Ah THANK YOU! Yes…I must learn to sit still. I will practice that tomorrow over and above the morning meditation. And, yes, focus IS what I crave, and I do miss it. There’s too much noise in my head at the moment.
Nice to have you back in my inbox! I don’t know if it has to do with getting older or what, but real focusing gets harder and harder to do especially with every day chores and tasks. I can really focus though on things that I love to do!
Sorry to hear about the loss of your mother. No matter how old they are, it’s not easy is it? I still miss not being able to shoot mine an email about a bird I saw or a new plant I’m growing, or something her grandson accomplished.
Thanks Janette! Focussing is the tough part. There’s so so so so much to take care of, organize, stay on top of. Insane! I’m most productive in the morning. Later, the kids move in with all their issues and HUNGER and need. I love it, but it moves you out of your zone.
Yup, sounds familiar. But when the kids are gone, it’ll be other issues that take away that wonderful focus time. For us, it’s a new puppy – are we crazy or what?

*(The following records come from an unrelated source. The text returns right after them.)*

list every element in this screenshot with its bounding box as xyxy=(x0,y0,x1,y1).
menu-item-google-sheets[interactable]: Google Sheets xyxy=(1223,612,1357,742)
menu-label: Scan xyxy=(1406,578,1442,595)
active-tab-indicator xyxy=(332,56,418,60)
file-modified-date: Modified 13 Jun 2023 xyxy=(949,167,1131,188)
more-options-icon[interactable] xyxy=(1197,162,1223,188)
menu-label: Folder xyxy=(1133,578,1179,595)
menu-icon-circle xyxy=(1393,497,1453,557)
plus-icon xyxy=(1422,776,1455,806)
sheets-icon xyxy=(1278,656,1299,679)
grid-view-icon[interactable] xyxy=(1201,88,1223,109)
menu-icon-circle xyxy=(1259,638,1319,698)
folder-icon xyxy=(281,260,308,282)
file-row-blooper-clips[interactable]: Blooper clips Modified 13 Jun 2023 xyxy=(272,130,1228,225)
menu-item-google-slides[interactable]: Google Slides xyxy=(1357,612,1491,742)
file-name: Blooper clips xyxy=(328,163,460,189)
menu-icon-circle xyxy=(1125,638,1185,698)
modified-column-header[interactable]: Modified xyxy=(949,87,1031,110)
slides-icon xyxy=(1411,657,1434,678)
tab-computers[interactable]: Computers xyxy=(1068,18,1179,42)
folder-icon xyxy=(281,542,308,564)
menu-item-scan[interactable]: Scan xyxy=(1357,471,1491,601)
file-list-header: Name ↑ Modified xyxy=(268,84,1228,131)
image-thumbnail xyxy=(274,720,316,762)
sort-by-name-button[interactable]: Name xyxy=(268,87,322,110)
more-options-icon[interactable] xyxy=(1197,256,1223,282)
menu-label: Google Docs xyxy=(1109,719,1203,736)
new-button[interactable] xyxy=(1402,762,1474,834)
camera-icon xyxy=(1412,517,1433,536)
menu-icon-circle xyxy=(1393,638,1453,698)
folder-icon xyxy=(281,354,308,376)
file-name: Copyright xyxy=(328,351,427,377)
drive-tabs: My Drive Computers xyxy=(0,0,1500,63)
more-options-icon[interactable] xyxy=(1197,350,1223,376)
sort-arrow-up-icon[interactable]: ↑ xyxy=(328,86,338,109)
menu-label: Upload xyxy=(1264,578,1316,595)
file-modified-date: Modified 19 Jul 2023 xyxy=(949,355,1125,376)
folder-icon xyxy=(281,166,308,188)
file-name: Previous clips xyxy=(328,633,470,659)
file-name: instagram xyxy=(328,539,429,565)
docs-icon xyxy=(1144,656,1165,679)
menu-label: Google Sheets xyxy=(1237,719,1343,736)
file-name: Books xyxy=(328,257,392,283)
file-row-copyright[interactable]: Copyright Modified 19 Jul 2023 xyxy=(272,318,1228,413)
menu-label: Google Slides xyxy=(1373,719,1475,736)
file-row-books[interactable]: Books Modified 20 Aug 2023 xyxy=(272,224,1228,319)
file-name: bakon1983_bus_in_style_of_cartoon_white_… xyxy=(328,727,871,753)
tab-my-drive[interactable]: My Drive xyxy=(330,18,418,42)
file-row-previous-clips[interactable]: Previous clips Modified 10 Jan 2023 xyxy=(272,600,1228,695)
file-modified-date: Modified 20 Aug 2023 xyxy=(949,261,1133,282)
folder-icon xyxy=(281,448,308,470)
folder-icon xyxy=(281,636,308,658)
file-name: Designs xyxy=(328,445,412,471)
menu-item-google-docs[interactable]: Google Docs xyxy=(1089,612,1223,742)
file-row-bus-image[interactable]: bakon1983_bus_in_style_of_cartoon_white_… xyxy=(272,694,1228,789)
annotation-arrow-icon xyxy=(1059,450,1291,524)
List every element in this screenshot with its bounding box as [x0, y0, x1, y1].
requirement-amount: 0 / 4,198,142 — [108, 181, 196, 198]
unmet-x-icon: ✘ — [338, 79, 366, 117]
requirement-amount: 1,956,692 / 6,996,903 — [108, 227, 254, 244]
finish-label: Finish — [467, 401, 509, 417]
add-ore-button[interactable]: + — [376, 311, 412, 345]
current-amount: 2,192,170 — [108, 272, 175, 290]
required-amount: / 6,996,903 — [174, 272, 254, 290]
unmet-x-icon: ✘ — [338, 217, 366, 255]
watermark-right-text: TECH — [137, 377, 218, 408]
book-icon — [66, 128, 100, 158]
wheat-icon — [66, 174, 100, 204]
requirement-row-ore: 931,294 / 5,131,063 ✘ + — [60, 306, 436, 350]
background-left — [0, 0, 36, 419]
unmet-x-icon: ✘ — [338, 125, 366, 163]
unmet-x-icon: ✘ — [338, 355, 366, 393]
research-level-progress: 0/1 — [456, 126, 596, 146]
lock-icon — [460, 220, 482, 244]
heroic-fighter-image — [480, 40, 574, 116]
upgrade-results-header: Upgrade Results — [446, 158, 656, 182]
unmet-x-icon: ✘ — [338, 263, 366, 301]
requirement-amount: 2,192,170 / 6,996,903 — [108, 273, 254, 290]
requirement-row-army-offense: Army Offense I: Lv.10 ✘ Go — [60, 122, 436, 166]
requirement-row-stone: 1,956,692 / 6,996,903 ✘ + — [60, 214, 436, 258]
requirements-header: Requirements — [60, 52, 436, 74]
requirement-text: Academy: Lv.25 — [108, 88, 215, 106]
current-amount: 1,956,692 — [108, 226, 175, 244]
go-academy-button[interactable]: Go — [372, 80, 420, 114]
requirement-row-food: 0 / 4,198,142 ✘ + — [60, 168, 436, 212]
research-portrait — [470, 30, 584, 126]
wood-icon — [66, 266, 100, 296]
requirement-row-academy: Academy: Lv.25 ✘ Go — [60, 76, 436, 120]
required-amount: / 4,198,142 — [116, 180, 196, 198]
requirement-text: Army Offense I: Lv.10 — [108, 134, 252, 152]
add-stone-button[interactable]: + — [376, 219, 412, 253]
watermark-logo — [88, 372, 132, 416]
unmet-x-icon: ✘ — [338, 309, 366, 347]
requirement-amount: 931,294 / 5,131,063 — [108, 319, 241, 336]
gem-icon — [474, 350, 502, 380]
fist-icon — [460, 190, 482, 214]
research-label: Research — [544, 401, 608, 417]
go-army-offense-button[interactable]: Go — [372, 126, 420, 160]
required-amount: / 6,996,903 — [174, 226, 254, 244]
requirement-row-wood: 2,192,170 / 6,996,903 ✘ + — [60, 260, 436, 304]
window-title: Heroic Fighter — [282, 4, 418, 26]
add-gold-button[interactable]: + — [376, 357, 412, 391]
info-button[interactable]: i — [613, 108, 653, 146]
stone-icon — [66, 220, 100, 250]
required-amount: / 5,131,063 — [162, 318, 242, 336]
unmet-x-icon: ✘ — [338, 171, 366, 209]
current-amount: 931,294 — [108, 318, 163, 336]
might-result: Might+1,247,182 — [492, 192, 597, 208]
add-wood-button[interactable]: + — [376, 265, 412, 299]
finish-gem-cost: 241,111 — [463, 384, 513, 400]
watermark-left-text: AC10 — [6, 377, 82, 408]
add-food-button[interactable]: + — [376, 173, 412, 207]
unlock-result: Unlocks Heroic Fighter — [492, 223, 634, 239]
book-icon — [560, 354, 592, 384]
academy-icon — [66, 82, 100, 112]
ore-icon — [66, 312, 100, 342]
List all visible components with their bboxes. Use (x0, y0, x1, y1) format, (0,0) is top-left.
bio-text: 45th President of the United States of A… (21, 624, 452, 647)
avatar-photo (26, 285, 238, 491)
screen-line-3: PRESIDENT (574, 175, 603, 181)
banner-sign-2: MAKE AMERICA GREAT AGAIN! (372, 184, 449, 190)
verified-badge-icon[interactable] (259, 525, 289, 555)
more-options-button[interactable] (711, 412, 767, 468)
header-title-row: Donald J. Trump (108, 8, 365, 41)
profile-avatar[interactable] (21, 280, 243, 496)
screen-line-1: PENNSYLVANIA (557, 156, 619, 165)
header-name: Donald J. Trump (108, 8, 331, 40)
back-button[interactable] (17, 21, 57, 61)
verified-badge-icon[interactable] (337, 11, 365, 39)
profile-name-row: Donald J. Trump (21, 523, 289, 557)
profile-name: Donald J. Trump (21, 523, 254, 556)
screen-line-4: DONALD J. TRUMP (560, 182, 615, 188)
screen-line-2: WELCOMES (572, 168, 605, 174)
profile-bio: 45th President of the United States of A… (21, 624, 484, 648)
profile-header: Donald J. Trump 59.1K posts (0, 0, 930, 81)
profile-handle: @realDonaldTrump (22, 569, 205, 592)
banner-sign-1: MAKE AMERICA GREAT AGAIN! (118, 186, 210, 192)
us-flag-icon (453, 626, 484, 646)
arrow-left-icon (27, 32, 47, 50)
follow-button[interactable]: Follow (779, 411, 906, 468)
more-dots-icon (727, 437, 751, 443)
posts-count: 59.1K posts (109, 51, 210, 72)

Yes, even at my advanced age I experience that feeling of never enough time for the most important people in my life and for longer stretches of downtime. I need to keep teaching so I can build up a larger nest egg for my retirement next year but it’s sometimes like being on a treadmill. I find that sneaking in some poetry as often as possible helps put things in perspective. Here’s one for you, Charlotte:
The Summer Day
Who made the world?
Who made the swan, and the black bear?
Who made the grasshopper?
This grasshopper, I mean-
the one who has flung herself out of the grass,
the one who is eating sugar out of my hand,
who is moving her jaws back and forth instead of up and down-
who is gazing around with her enormous and complicated eyes.
Now she lifts her pale forearms and thoroughly washes her face.
Now she snaps her wings open, and floats away.
I don’t know exactly what a prayer is.
I do know how to pay attention, how to fall down
into the grass, how to kneel down in the grass,
how to be idle and blessed, how to stroll through the fields,
which is what I have been doing all day.
Tell me, what else should I have done?
Doesn’t everything die at last, and too soon?
Tell me, what is it you plan to do
with your one wild and precious life?
Thank you for this! I cannot tell you how odd and serendipitous it is, but over the past week among all my various communications, Mary Oliver and this poem have come up over and over again. It is so beautiful, especially in its entirety even though it is usually the last lines that are quoted. I hadn’t the whole thing…so I’m thrilled that you shared it with me/us. Have a lovely day. Perhaps we can find peace in our heads even as we run on our treadmills.
You are so welcome and I am glad it resonated. Honestly, I think the peace has to be in our hearts, not our heads. I do not trust my head at all but my heart seems to be pretty reliable when it comes to prioritizing. This morning I got two messages that meant the world to me and put everything I had been fretting over into a smaller box on the list: one of my sons is now the father of a beautiful baby boy called Grant McKinley (yes, related to both) and the love of my life sent a message saying he was discharged from the hospital in Budapest and is quite well after brain surgery!
And the students this semester are terrific, so I’m going to have a spring full of play dates 🙂
Wow! This is one of those wonderful days for you. You’re right of course. Heart first. I spoke of head because I need to still mine a bit. So happy about all your good news. That’s great!
P.S. your relationship with your students is a precious two way street isn’t it? I’m so glad it’s a joy for you this year. Yay!!